Promosso dall’Associazione LIBER con il patrocinio della Presidenza del Consiglio dei Ministri, il Premio mira a individuare figure e realtà che, nella complessità del presente italiano, riescono a rappresentare modelli credibili e misurabili di qualità, innovazione e responsabilità.

Un riconoscimento che non arriva per caso
In un panorama affollato di premi e celebrazioni, 100 eccellenze italiane si distingue perché fondato su un’impostazione che combina reputazione, merito e capacità dimostrata. Il Comitato d’Onore, presieduto dal segretario generale della Presidenza del Consiglio dei Ministri, Carlo Deodato, insieme all’editore Riccardo Dell’Anna, ha assegnato il riconoscimento a personalità e realtà che hanno saputo trasformare visione e competenze in risultati concreti.
In questo scenario, la presenza della rettrice Aiello non appare come un atto dovuto, ma come la conferma di un percorso di consolidamento istituzionale che l’Università del Salento sta portando avanti con determinazione. È un premio che fotografa un momento preciso: la maturazione di un ateneo che, pur operando in un contesto territoriale complesso, sta trovando nuove traiettorie di sviluppo.

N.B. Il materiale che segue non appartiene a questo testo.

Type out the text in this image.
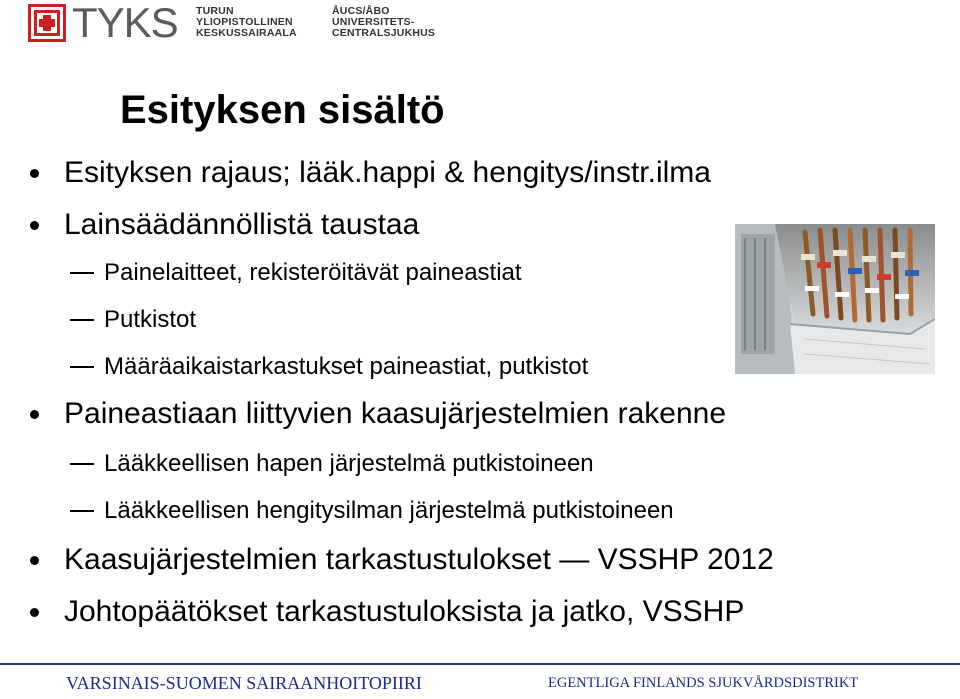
TYKS TURUN
YLIOPISTOLLINEN
KESKUSSAIRAALA
ÅUCS/ÅBO
UNIVERSITETS-
CENTRALSJUKHUS
Esityksen sisältö
Esityksen rajaus; lääk.happi & hengitys/instr.ilma
Lainsäädännöllistä taustaa
Painelaitteet, rekisteröitävät paineastiat
Putkistot
Määräaikaistarkastukset paineastiat, putkistot
Paineastiaan liittyvien kaasujärjestelmien rakenne
Lääkkeellisen hapen järjestelmä putkistoineen
Lääkkeellisen hengitysilman järjestelmä putkistoineen
Kaasujärjestelmien tarkastustulokset — VSSHP 2012
Johtopäätökset tarkastustuloksista ja jatko, VSSHP
VARSINAIS-SUOMEN SAIRAANHOITOPIIRI	EGENTLIGA FINLANDS SJUKVÅRDSDISTRIKT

L’impatto sul posizionamento nazionale dell’Ateneo
Il riconoscimento assume un peso particolare perché inserito in una fase in cui la reputazione accademica è sempre più legata alla capacità di innovare governance, ricerca e relazioni con il territorio. UniSalento, anche attraverso la guida di Maria Antonietta Aiello, sta progressivamente accreditandosi come interlocutore autorevole nel dibattito sul ruolo delle università nei processi di innovazione nazionale.
In questo senso, il Premio non è soltanto un apprezzamento personale: è un segnale politico e culturale che colloca l’ateneo salentino tra le realtà capaci di contribuire alla competitività del Paese.

Le parole della rettrice
La rettrice Maria Antonietta Aiello ha commentato il riconoscimento con una dichiarazione che lascia trasparire tanto il coinvolgimento personale quanto la consapevolezza istituzionale:
«È con grande gioia e orgoglio che ho accolto la notizia di questo riconoscimento – ha commentato la rettrice Aiello – che voglio dedicare all’Università e alla comunità accademica che ho l’onore di guidare e rappresentare oggi. A loro va tutta la mia gratitudine, con l’impegno a rafforzare il nostro percorso di crescita e accompagnare UniSalento verso nuovi, importanti traguardi».

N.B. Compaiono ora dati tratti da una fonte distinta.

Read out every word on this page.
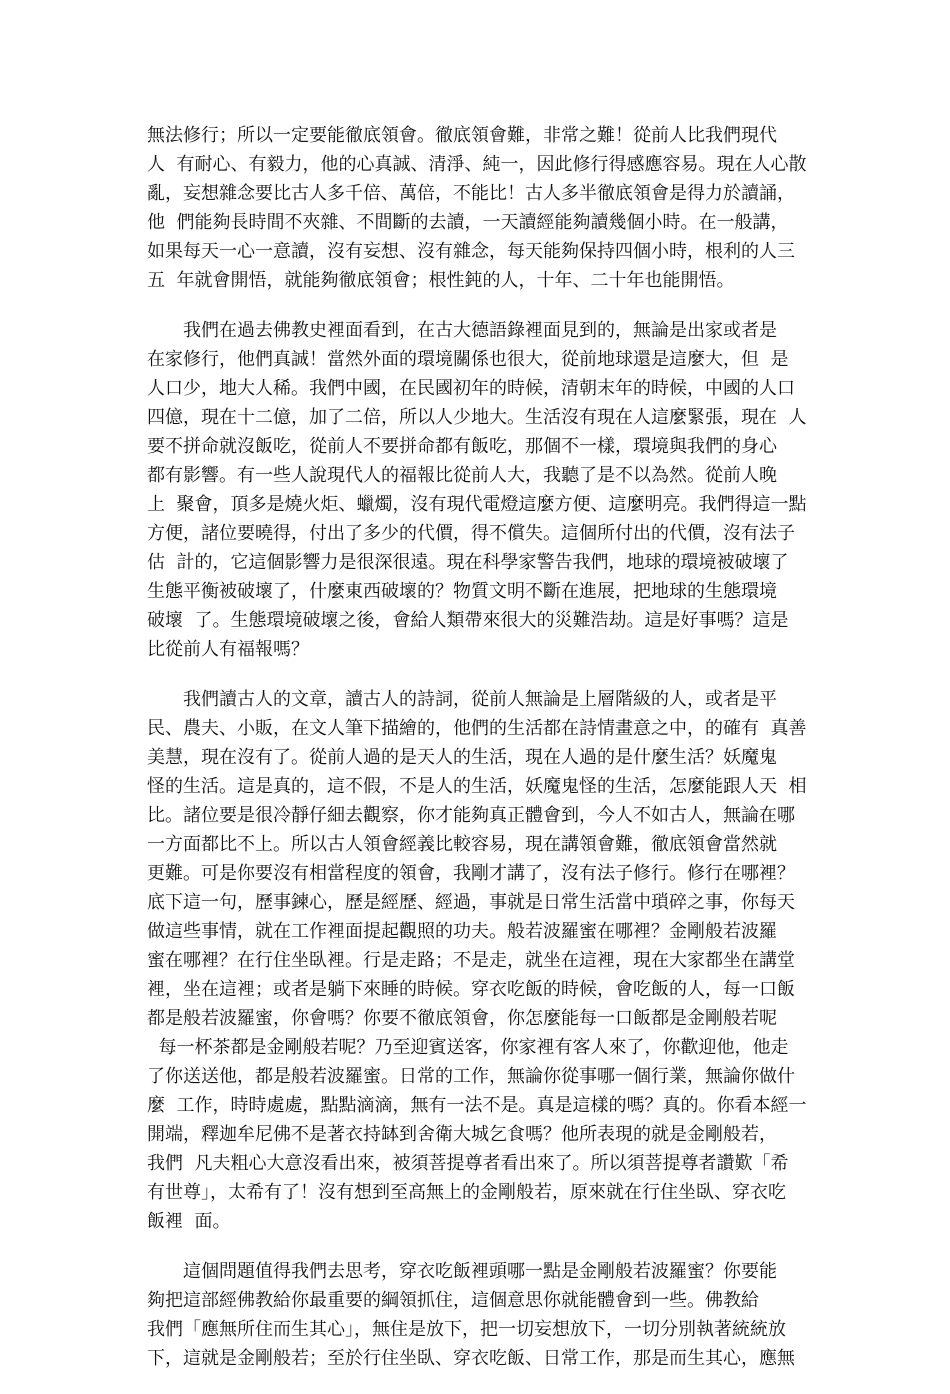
無法修行；所以一定要能徹底領會。徹底領會難，非常之難！從前人比我們現代
人  有耐心、有毅力，他的心真誠、清淨、純一，因此修行得感應容易。現在人心散
亂，妄想雜念要比古人多千倍、萬倍，不能比！古人多半徹底領會是得力於讀誦，
他  們能夠長時間不夾雜、不間斷的去讀，一天讀經能夠讀幾個小時。在一般講，
如果每天一心一意讀，沒有妄想、沒有雜念，每天能夠保持四個小時，根利的人三
五  年就會開悟，就能夠徹底領會；根性鈍的人，十年、二十年也能開悟。
　　我們在過去佛教史裡面看到，在古大德語錄裡面見到的，無論是出家或者是
在家修行，他們真誠！當然外面的環境關係也很大，從前地球還是這麼大，但  是
人口少，地大人稀。我們中國，在民國初年的時候，清朝末年的時候，中國的人口
四億，現在十二億，加了二倍，所以人少地大。生活沒有現在人這麼緊張，現在  人
要不拼命就沒飯吃，從前人不要拼命都有飯吃，那個不一樣，環境與我們的身心
都有影響。有一些人說現代人的福報比從前人大，我聽了是不以為然。從前人晚
上  聚會，頂多是燒火炬、蠟燭，沒有現代電燈這麼方便、這麼明亮。我們得這一點
方便，諸位要曉得，付出了多少的代價，得不償失。這個所付出的代價，沒有法子
估  計的，它這個影響力是很深很遠。現在科學家警告我們，地球的環境被破壞了
生態平衡被破壞了，什麼東西破壞的？物質文明不斷在進展，把地球的生態環境
破壞  了。生態環境破壞之後，會給人類帶來很大的災難浩劫。這是好事嗎？這是
比從前人有福報嗎？
　　我們讀古人的文章，讀古人的詩詞，從前人無論是上層階級的人，或者是平
民、農夫、小販，在文人筆下描繪的，他們的生活都在詩情畫意之中，的確有  真善
美慧，現在沒有了。從前人過的是天人的生活，現在人過的是什麼生活？妖魔鬼
怪的生活。這是真的，這不假，不是人的生活，妖魔鬼怪的生活，怎麼能跟人天  相
比。諸位要是很冷靜仔細去觀察，你才能夠真正體會到，今人不如古人，無論在哪
一方面都比不上。所以古人領會經義比較容易，現在講領會難，徹底領會當然就
更難。可是你要沒有相當程度的領會，我剛才講了，沒有法子修行。修行在哪裡？
底下這一句，歷事鍊心，歷是經歷、經過，事就是日常生活當中瑣碎之事，你每天
做這些事情，就在工作裡面提起觀照的功夫。般若波羅蜜在哪裡？金剛般若波羅
蜜在哪裡？在行住坐臥裡。行是走路；不是走，就坐在這裡，現在大家都坐在講堂
裡，坐在這裡；或者是躺下來睡的時候。穿衣吃飯的時候，會吃飯的人，每一口飯
都是般若波羅蜜，你會嗎？你要不徹底領會，你怎麼能每一口飯都是金剛般若呢
每一杯茶都是金剛般若呢？乃至迎賓送客，你家裡有客人來了，你歡迎他，他走
了你送送他，都是般若波羅蜜。日常的工作，無論你從事哪一個行業，無論你做什
麼  工作，時時處處，點點滴滴，無有一法不是。真是這樣的嗎？真的。你看本經一
開端，釋迦牟尼佛不是著衣持缽到舍衛大城乞食嗎？他所表現的就是金剛般若，
我們  凡夫粗心大意沒看出來，被須菩提尊者看出來了。所以須菩提尊者讚歎「希
有世尊」，太希有了！沒有想到至高無上的金剛般若，原來就在行住坐臥、穿衣吃
飯裡  面。
　　這個問題值得我們去思考，穿衣吃飯裡頭哪一點是金剛般若波羅蜜？你要能
夠把這部經佛教給你最重要的綱領抓住，這個意思你就能體會到一些。佛教給
我們「應無所住而生其心」，無住是放下，把一切妄想放下，一切分別執著統統放
下，這就是金剛般若；至於行住坐臥、穿衣吃飯、日常工作，那是而生其心，應無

Parole che, lette in controluce, assumono il valore di una dichiarazione d’intenti: consolidare ciò che è stato costruito e accelerare sulle sfide che attendono l’ateneo.
Uno sguardo prospettico: perché questo premio conta davvero
Eventi come 100 eccellenze italiane non si limitano a celebrare personalità di rilievo: contribuiscono a definire un’agenda culturale. Includere la rettrice di UniSalento tra i protagonisti di questa edizione significa riconoscere che l’ateneo salentino sta giocando una partita che supera i confini del territorio e si inserisce nel quadro competitivo delle università italiane.
Il Premio d’Eccellenza, dunque, va letto come un segnale al sistema: un invito a osservare con maggiore attenzione un’università che sta ridefinendo il proprio ruolo, cercando di coniugare radicamento locale e apertura nazionale.